Money Markets: The Cure to What Ails the Sukuk Space

06-03-12 © VizArchA new working paper from World Bank economists looks at the sukuk space from the point of view of development: that is, where compliance with Islamic principles is important for much of the population, impediments to a sukuk market becomes impediments to economic development.

The authors [Ketut Ariadi Kusuma, senior securities market specialist, and Anderson Caputo Silva, lead securities market specialist] maintain that certain problems associated with the issuance of sukuk, an instrument in Islamic finance, do impede broader development, and they propose that policy makers in affected countries “use a framework similar to that of the development of conventional bond markets” in order to remove this impediment.

One idea in particular that stands out, because it is stressed here more than it usually is in such discussions, is the role of money markets as enablers of sukuk.

What the Sukuk Space Looks Like

Kusuma and Silva say that $147 billion in sukuk bonds issued in 2012. The level of issuance in 2013 was somewhat below that, at $124 billion, a dip in the long-term growth trend. The World Bank authors explain this as due to the period from to September 2013 when the fixed-income markets globally suffered from an anxiety attack over the U.S. Federal Reserve and its announced intention to “taper” its quantitative easing policies.

The graph below, adapted from Figure 1 in the report, gives a more vivid sense both of the long-run trend and of the 2013 dip.

Breaking it down by nation, more than two-thirds of the global sukuk market consists of bonds issued in Malaysia. In 2012 for example, this was the source of $110 billion out of the $147 billion total.
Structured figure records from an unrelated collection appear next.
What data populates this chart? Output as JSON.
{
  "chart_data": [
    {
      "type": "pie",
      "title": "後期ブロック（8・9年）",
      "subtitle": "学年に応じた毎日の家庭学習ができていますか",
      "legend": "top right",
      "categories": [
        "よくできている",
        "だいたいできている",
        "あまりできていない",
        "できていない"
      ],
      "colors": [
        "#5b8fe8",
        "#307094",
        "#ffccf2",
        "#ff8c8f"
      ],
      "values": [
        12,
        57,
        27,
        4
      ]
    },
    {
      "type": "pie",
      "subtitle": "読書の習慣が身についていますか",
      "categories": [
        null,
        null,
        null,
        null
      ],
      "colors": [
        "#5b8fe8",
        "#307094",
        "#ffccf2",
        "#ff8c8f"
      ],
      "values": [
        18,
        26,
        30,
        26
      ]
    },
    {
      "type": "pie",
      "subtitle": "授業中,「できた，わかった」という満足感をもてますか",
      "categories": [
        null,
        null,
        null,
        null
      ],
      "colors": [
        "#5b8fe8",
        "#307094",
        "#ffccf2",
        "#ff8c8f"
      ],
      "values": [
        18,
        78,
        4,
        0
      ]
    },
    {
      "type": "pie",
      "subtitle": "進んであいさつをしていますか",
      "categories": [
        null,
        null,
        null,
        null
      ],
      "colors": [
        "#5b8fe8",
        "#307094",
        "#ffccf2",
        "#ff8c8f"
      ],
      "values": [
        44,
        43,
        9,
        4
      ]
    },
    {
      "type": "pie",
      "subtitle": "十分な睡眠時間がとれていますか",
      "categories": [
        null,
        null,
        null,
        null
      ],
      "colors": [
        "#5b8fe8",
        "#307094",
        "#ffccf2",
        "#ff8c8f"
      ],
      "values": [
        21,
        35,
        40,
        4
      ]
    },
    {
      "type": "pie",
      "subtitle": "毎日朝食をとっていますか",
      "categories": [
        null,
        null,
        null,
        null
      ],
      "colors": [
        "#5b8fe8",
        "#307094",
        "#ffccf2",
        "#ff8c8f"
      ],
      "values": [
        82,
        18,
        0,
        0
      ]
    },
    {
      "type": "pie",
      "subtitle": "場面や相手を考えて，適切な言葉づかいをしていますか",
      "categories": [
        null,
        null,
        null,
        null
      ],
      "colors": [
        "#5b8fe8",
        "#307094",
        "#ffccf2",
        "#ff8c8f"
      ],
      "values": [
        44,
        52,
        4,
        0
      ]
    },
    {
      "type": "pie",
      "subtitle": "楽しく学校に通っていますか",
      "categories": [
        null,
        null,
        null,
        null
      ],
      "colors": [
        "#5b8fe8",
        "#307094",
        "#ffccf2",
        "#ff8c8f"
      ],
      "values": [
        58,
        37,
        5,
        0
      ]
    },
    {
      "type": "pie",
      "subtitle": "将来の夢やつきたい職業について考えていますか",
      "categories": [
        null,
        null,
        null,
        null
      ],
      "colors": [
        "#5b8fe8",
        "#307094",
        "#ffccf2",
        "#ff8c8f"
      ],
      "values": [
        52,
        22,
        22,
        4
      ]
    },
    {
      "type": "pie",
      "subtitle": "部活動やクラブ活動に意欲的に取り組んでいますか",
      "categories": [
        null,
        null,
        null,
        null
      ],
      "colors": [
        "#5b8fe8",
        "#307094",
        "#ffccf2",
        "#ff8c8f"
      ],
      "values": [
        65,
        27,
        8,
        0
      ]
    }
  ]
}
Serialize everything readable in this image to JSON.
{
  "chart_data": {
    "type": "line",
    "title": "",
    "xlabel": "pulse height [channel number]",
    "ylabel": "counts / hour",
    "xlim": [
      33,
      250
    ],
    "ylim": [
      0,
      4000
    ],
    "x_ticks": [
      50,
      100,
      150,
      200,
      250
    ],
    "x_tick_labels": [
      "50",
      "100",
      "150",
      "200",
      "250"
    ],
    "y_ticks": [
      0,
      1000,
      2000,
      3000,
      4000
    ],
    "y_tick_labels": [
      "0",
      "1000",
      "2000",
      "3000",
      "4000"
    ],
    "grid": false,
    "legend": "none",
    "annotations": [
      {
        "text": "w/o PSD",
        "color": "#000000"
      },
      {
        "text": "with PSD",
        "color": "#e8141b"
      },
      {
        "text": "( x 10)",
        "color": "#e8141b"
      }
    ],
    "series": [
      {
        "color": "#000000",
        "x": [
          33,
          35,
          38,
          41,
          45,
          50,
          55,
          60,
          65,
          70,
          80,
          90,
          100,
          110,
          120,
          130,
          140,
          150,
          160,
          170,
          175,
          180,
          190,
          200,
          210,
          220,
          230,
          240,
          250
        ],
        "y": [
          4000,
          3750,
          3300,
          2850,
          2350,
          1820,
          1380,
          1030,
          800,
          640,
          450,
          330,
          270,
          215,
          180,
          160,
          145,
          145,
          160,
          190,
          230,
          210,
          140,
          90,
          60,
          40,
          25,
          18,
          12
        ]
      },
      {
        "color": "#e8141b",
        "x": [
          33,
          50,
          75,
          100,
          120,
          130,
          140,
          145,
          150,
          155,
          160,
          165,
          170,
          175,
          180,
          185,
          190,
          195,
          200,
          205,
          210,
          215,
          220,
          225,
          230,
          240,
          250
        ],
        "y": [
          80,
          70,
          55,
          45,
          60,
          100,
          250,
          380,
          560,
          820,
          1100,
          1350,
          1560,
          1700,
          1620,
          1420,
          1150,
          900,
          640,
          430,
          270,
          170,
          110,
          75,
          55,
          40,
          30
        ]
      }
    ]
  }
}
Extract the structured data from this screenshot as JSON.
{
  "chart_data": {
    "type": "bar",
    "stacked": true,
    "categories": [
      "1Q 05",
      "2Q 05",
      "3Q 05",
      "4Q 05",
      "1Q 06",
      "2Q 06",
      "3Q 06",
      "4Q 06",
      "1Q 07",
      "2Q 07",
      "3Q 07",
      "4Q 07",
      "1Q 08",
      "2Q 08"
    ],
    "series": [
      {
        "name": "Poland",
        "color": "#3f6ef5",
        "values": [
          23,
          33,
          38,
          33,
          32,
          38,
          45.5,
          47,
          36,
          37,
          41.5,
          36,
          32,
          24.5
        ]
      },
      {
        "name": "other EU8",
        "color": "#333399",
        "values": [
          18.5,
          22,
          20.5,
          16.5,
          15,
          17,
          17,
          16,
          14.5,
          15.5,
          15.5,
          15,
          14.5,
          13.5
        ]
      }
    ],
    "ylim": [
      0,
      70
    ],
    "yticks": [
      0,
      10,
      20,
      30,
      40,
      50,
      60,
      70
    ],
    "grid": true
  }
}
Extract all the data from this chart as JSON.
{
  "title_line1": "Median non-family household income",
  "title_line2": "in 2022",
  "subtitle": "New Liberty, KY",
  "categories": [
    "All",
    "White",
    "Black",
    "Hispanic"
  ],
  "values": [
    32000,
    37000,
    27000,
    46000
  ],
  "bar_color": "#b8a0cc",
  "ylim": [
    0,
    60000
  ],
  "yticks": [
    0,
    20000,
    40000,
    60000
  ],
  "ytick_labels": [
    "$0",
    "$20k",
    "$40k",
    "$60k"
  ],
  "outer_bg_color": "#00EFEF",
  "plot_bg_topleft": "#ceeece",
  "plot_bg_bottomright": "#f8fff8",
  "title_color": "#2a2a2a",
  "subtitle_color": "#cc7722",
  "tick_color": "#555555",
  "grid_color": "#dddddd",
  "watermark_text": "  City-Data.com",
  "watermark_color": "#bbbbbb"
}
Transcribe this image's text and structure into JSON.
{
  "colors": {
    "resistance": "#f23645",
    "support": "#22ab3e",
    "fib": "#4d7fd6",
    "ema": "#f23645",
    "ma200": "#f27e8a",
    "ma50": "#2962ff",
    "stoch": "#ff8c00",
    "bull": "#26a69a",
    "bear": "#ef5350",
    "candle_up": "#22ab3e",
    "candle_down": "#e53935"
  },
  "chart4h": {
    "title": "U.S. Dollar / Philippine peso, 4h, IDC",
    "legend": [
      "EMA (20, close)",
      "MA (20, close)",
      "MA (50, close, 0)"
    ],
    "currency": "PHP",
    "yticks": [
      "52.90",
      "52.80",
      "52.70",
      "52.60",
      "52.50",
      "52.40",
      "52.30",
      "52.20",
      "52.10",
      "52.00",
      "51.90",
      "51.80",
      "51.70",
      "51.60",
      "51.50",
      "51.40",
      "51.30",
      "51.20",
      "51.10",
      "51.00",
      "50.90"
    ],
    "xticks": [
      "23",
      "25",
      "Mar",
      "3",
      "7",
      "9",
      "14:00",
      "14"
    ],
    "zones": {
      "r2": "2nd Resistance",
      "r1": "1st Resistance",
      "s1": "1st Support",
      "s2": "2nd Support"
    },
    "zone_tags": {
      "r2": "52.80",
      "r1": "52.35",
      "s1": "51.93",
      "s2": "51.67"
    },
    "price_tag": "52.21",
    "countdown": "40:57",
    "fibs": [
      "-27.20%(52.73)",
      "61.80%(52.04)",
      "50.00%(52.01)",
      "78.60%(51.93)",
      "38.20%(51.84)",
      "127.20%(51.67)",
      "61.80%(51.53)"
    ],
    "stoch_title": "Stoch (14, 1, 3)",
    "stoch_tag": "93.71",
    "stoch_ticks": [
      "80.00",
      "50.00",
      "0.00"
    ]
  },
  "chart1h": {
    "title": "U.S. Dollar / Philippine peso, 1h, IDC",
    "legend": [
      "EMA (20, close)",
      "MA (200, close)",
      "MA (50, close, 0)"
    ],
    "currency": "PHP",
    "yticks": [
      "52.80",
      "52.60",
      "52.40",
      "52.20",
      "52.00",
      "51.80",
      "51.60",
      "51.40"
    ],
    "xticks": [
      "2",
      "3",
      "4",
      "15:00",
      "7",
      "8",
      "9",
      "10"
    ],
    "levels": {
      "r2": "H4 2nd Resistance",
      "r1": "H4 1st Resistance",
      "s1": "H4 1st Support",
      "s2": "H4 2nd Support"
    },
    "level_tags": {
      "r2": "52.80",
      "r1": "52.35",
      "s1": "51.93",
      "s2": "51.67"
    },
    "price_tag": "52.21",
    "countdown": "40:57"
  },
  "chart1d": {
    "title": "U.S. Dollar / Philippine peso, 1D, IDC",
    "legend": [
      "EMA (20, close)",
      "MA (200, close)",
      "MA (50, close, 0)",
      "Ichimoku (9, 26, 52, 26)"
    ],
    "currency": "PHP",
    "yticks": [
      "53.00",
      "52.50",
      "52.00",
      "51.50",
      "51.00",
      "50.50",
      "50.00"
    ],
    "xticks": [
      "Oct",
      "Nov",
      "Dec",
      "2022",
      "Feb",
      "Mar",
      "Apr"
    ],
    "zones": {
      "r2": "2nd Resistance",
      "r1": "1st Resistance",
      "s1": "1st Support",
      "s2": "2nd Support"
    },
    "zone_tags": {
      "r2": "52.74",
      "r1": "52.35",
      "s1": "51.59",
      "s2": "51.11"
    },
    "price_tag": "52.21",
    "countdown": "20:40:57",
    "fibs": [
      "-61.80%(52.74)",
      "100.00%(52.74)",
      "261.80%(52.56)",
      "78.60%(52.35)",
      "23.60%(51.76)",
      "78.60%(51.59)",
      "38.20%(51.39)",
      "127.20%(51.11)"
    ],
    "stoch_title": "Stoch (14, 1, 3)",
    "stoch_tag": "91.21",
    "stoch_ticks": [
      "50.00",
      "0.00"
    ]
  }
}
Another $25 billion came from the Gulf Cooperation Council region, the remaining $12 billion from, well … the rest of the world.



A Statement of the Problem

Impediments to the growth of sukuk markets include: the lack of standardization of structures and practices; issues surrounding insolvency and investor protection; and the lack of liquidity.

On the first point, standard setting bodies do exist. Unfortunately, there are too many of them, and a proliferation of standard setters can defeat the purpose at which each aims. There is the Accounting and Auditing Organization for Islamic Financial Institutions (AAOIFI); International Islamic Financial Markets (IIFM); the Islamic Liquidity Management Corporation (ILMC), and the Islamic Financial Services Board (IFSB).

Yet the World Bank experts are hopeful; they see evidence of “convergence in some of the issues.” They don’t give examples, but move on to the issue of insolvency.

The questions that center around the issue of insolvency arise because sukuk are generally asset-backed instruments, and these questions put at issue the nature of the backing.

There is both a practical and a theological component to this. In practical terms potential investors will want to know whether the sukuk investors have a senior claim over the assets in the event of a default, under the laws of the relevant jurisdictions.

In theological terms, the possibility of insolvency raises disputes, these authors say, between more or less “purist” readings of Islamic finance. According to the purists, a “more true” sukuk would be one in which the investors have a direct claim against the assets and thus need not receive a guarantee from the obligor. But as we’ve mentioned above, much of the market is dominated by sovereign issuers, and sovereigns typically restrict private claims against government assets.

Then there is illiquidity: “Sukuk are structured products that by nature tend to have limited liquidity,” these authors observe. Some of the structures, such as sukuk al-salam [based on a forward contract for a fungible commodity] cannot be traded, for reasons that go to the heart of Islamic-finance principles. To trade salam claims makes of them “debt against advanced payment, which is inconsistent with Sharia principles.”

The tradability, and thus the liquidity, of mudharaba or musyaraka [respectively, a partnership interest with other investors, and a joint venture with the obligor] depend upon the specifics of the structure used, one of the many levels “of design challenge for sukuk and for market development generally.”

Money Markets

The World Bank economists suggest, among much else, that it may be possible for market forces to work around these impediments if sukuk issuances occur within the context of well-functioning money markets, which allow financial institutions to manage short-term liquidity issues and finance longer-term positions.

The bad news here is that the creation of Sharia-compliant money market instruments suffer from the same problems, especially the lack of standardization, observed above. But the economists praise the good work that the IIFM in particular has done in this area, devoting “significant work and research to building money market products that can be widely accepted by Islamic financial investors.”